(click to enlarge photos)





Without shadows or a sidewalk clock we cannot tell the time of day in our feat ured photo at the top, but we do know the date. It is printed on the negative: September 21, 1938. We may easily imagine what the drivers and passengers in these vehicles feel as they percuss across the red brick paving of East Olive Way as it intersects with Melrose Avenue on the west slope of Capitol Hill. Seattle’s first ‘ways’ – Broadway, Yesler Way, Denny Way – were distinguished for acting as borders between the city’s large sections: i.e., northeast, north, northwest and so on. The sections also eased the sorting and delivery of mail. ‘Way’ was later used for roads requiring more eccentric work, such as for cutting a diagonal through a neighborhood. (I’ve counted about 25 of them north of Denny Way.) The diagonals Olive Way and Bothell Way were both supported by ordinances in 1920, followed by bulldozers


in 1922-23. The Olive cut was first proposed in 1907 by what the press –The Times included – identified as a few “real estate boomers.” The speculators were stopped by a neighborhood protest of over one-hundred “prominent men and women (living in) the Harvard Avenue and Broadway districts.”

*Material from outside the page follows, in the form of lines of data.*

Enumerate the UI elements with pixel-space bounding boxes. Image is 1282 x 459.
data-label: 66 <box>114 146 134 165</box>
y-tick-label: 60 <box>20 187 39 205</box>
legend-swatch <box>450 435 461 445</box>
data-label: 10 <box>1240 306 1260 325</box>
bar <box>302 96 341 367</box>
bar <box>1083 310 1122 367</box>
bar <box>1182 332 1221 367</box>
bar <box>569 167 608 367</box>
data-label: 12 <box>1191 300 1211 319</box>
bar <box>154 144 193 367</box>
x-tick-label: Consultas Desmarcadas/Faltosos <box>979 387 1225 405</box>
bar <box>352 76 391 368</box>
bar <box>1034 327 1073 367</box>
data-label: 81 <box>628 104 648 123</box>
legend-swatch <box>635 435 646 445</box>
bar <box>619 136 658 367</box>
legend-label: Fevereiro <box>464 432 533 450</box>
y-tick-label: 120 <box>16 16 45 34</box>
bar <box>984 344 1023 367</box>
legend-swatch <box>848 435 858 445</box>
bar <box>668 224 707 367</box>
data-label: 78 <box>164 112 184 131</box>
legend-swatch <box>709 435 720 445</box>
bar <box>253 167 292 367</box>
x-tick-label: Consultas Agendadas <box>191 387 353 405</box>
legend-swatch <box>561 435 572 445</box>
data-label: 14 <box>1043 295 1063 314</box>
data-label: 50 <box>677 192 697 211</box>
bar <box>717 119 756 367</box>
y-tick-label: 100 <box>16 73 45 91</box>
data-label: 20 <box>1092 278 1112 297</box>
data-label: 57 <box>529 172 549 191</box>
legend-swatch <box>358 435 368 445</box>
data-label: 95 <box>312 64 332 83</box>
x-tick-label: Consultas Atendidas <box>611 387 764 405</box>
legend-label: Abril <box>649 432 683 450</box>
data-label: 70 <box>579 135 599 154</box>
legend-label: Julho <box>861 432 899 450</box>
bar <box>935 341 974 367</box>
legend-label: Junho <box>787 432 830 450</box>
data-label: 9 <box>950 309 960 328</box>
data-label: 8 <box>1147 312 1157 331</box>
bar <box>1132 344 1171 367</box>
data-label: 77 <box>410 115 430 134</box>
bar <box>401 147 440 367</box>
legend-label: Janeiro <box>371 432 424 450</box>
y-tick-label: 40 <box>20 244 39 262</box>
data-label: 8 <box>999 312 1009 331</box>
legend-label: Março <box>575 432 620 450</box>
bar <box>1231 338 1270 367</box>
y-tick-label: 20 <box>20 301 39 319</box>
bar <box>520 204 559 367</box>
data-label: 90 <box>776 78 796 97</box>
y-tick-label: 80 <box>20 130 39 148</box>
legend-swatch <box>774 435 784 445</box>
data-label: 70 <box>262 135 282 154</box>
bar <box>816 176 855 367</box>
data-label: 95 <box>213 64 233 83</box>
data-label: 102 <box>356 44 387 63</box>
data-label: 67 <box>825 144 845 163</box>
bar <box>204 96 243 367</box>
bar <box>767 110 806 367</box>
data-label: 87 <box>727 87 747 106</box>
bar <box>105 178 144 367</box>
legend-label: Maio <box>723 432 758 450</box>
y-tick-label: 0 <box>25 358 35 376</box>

The later slicing for Olive Way began at Bellevue Avenue, where we see it make its turn to the left at the center of the featured photograph, below the Edwards Coffee billboard. From there, it swoops through five blocks to where it joins with a widened John Street at Harvard Avenue. The original 1920 proposal to speed the traffic with an arterial underpass beneath both Harvard Avenue and Broadway was dropped. And so was a new name proposed.

Originating in Belltown, Olive Street was first named for Olive Julia Bell (1846-1921), daughter of pioneers Sarah and William Bell. President Warren G. Harding’s death, which followed soon after his 1923 visit to Seattle, inspired a variety of panegyric proposals, including one to City Council for a name change of Olive Way to Harding Way. The sentiment was, however, denied when the local forces of heritage beat it back. One City Councilman rationalized the defeat by observing that Olive Way was not really long enough for a president.


By reading The Seattle Times archives for September 21, 1938, we can also speculate about what many – probably most – drivers and passengers would be thinking before the day was out. This was the day when Czechoslovakia accepted the British-French plan of a compromise capitulation (aka the Munich Agreement) for restraining the Czech’s maniacal neighbor, Adolf Hitler, from inciting greater chaos. The Germans were allowed to annex much of the Sudetenland, the Czech borderlands with Germany inhabited primarily by ethnic German speakers. A summary of this World War II kindling began on the front page of this issue of the Wednesday afternoon Times. (We will remind you that The Times archive can be accessed with a library card, computer, and some help from a Seattle Public Library librarian.)

WEB EXTRAS
Anything to add, boys? SURELY Jean, with Ron’s relevant neighborhood and thematic past blog features first introduced with a full-page clipping from The Seattle Times for January 6, 1907, which puts Olive Way within the border of what some North End Optimists professed was fast developing into “The Heart of Greater Seattle” in – or by – 1910. (You may have a chance of also reading the presentations prophetic rationale if you click this scan and then click it again.)
I believe the Eba’s Grocery (The 1937 City directory lists several) to the right of the Edward’s Coffee billboard was home to Fillipi’s Old Books and Records for many years…it was a favorite haunt of mine when I was 15 or so, in the late 1960’s.
I believe Fillipi’s Books was in the building on the far right of the historic image – the one with the “Paint and Hardware Co.” sign
Fillipi’s Books was indeed in the building on the far right. Eba’s Grocery is now, I believe, where the Hillcrest Market building stands.
Man, those huge eye-level billboards back in those days are so irritating. I’m glad they were outlawed.
Reblogged this on Janet’s thread.
OK, thanks for the clarification. As I’ve lived in Yakima for many years, I probably haven’t been up Olive Way since shopping for old records as a teenager!
Thank you for this article! I love it when your stories make their way up onto Capitol Hill.
Regarding the Eba’s that other commenters mentioned — I wrote a history of that building and used it as a frame for my own story of Olive Way. Here’s a link to that, “Buy your rubber at City Market”: http://www.capitolhillseattle.com/2014/11/chs-retake-buy-your-rubber-at-city-market/
I found that there was also a proposal to call it “Capitol Way”.